SUBMISSION AND PUBLICATION
==========================
All submissions will be peer-reviewed. Authors of accepted papers must
guarantee that their paper will be presented at the workshop. To
preserve ARSPA-WITS's tradition of being an open forum, authors may
decide whether they would like a revised version of a paper to appear
in the post-proceedings. Authors should clearly state at time of
submission whether a paper is intended for presentation only or also
for publication: this should be stated at the end of the abstract of
the paper. Papers for presentation only may substantially overlap
other (cited) work of the authors. This choice will not affect the
selection procedure in any other way.
Submissions should be at most 16 page long excluding references and
appendices with a total length not exceeding 20 pages. Manuscripts
should be written in the Springer LNCS style available at the URL
http://www.springer.com/lncs. If your paper does not fit into this
page limit, please contact the Program Chairs before submitting your
paper.
Authors are invited to submit their papers electronically, as portable
document format (pdf) or postscript (ps); please, do not send files
formatted for work processing packages (e.g., Microsoft Word or
Wordperfect files). The only mechanism for paper submissions is via
the electronic submission web-site powered by EasyChair:
http://www.easychair.org/conferences/?conf=arspawits10
The post-proceedings of the workshop will be published by in the
series. A special issue of the Journal of Computer Security, with an
additional reviewing process, is also planned.
PROGRAM COMMITTEE
=================
Alessandro Armando (Universita di Genova, Italy; co-chair)
Lujo Bauer (CMU, USA)
Yannick Chevalier (Universite' Toulouse III, France)
Luca Compagna (SAP Research, France)
Cas Cremers (ETHZ, Switzerland)
Jorge Cuellar (Siemens, Germany)
Pierpaolo Degano (Universita
di Pisa, Italy)
Sandro Etalle (Technical U. of Eindhoven and U. of Twente, The Netherlands)

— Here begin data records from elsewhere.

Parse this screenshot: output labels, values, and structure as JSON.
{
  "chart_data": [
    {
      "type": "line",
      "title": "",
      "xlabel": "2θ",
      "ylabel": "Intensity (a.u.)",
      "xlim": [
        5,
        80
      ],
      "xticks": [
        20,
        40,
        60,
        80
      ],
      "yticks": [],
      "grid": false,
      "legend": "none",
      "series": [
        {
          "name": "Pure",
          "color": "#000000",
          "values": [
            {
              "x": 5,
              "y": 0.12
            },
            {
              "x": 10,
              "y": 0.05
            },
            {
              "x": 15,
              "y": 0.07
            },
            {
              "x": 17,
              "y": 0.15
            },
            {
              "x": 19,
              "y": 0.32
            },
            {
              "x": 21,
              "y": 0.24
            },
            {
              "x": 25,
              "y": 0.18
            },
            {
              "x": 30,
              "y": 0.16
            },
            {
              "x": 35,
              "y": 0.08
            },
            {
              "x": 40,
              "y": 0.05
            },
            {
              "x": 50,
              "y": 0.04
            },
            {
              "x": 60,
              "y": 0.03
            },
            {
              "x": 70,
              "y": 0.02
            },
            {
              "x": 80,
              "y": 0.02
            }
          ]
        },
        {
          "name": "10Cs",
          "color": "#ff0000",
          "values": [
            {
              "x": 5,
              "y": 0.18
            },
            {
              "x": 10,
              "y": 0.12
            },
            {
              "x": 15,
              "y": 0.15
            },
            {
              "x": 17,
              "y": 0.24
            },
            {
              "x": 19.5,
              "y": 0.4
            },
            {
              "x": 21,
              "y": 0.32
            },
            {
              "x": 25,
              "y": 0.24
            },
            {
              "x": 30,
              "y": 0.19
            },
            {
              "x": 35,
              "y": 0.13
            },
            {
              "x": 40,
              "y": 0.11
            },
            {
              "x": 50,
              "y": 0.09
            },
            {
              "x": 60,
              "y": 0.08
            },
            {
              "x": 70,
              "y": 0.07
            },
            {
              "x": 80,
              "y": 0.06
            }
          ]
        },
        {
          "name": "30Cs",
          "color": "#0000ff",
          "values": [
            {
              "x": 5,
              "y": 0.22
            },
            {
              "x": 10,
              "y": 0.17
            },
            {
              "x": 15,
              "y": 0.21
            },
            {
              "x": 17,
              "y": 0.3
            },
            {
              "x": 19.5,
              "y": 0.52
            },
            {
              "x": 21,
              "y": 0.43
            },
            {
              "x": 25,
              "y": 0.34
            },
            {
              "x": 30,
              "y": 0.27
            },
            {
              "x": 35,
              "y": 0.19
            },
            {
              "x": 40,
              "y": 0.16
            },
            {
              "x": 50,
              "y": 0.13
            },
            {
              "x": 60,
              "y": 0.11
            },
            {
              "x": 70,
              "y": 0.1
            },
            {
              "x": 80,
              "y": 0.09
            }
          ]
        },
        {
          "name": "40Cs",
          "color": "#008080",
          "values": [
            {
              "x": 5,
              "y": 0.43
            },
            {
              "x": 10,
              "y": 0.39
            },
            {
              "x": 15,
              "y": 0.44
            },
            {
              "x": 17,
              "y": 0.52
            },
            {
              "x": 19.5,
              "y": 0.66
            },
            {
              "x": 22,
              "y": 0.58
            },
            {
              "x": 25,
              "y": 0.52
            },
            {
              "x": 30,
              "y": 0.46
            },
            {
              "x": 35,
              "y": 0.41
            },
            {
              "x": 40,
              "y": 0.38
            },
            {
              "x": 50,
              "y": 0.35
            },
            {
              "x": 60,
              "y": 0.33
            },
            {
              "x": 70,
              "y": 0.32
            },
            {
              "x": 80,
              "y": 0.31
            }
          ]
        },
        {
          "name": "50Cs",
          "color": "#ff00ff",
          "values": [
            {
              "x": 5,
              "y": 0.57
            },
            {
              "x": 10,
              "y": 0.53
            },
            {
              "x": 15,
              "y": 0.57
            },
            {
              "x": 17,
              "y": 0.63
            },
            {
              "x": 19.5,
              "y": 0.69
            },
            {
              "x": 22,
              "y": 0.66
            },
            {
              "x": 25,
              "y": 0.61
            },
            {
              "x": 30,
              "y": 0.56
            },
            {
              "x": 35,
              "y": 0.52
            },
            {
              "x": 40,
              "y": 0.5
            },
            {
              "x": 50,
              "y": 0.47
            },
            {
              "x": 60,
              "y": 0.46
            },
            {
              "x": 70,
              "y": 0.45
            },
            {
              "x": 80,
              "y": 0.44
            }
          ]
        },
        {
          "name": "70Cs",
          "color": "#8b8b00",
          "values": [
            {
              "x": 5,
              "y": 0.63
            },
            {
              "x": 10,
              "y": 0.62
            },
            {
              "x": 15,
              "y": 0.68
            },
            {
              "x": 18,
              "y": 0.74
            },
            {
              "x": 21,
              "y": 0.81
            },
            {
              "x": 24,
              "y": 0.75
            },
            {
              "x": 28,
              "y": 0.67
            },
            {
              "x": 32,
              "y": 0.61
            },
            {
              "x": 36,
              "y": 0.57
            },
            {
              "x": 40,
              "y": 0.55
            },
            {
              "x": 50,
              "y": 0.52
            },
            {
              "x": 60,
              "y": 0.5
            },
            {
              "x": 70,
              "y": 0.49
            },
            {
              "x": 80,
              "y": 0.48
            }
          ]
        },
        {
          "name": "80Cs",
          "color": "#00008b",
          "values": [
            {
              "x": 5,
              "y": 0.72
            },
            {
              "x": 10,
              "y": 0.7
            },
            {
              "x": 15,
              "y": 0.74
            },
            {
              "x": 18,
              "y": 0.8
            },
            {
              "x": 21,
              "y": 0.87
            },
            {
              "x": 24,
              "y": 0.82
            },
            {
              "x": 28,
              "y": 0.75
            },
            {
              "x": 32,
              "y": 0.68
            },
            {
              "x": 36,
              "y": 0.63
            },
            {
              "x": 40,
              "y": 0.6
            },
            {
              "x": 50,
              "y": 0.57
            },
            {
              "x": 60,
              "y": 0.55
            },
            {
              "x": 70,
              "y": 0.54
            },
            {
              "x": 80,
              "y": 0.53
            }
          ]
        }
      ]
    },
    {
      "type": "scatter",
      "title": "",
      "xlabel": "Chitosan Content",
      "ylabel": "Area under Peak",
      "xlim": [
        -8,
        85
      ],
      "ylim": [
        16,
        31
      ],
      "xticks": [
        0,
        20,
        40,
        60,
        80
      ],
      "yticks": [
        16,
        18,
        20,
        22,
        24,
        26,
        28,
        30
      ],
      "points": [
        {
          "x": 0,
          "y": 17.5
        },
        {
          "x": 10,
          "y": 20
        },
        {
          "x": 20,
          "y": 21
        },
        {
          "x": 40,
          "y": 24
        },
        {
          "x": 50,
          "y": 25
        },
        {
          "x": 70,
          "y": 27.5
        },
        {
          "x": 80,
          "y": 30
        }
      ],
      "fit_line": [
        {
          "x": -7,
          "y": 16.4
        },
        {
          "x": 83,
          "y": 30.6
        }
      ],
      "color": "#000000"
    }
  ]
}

Riccardo Focardi (Universita di Venezia, Italy)
Dieter Gollman (Hamburg University of Technology, Germany)
Joshua Guttman (MITRE, USA)
Jan Jurjens (TU Dortmund and Fraunhofer ISST, Germany)
Gavin Lowe (Oxford University, UK; co-chair)
Catherine Meadows (Naval Research Laboratory, USA)
John Mitchell (Stanford University, USA)
Sebastian Moedersheim (IBM Zurich Research Lab, Switzerland)
Michael Rusinowitch (INRIA-Lorraine, France)
Mark Ryan (University of Birmingham, UK)
Graham Steel (INRIA, France)
Luca Vigano
(Universita` di Verona, Italy)
Bogdan Warinschi (University of Bristol, UK)
ADDITIONAL INFORMATION
======================
The workshop is supported by the AVANTSSAR project.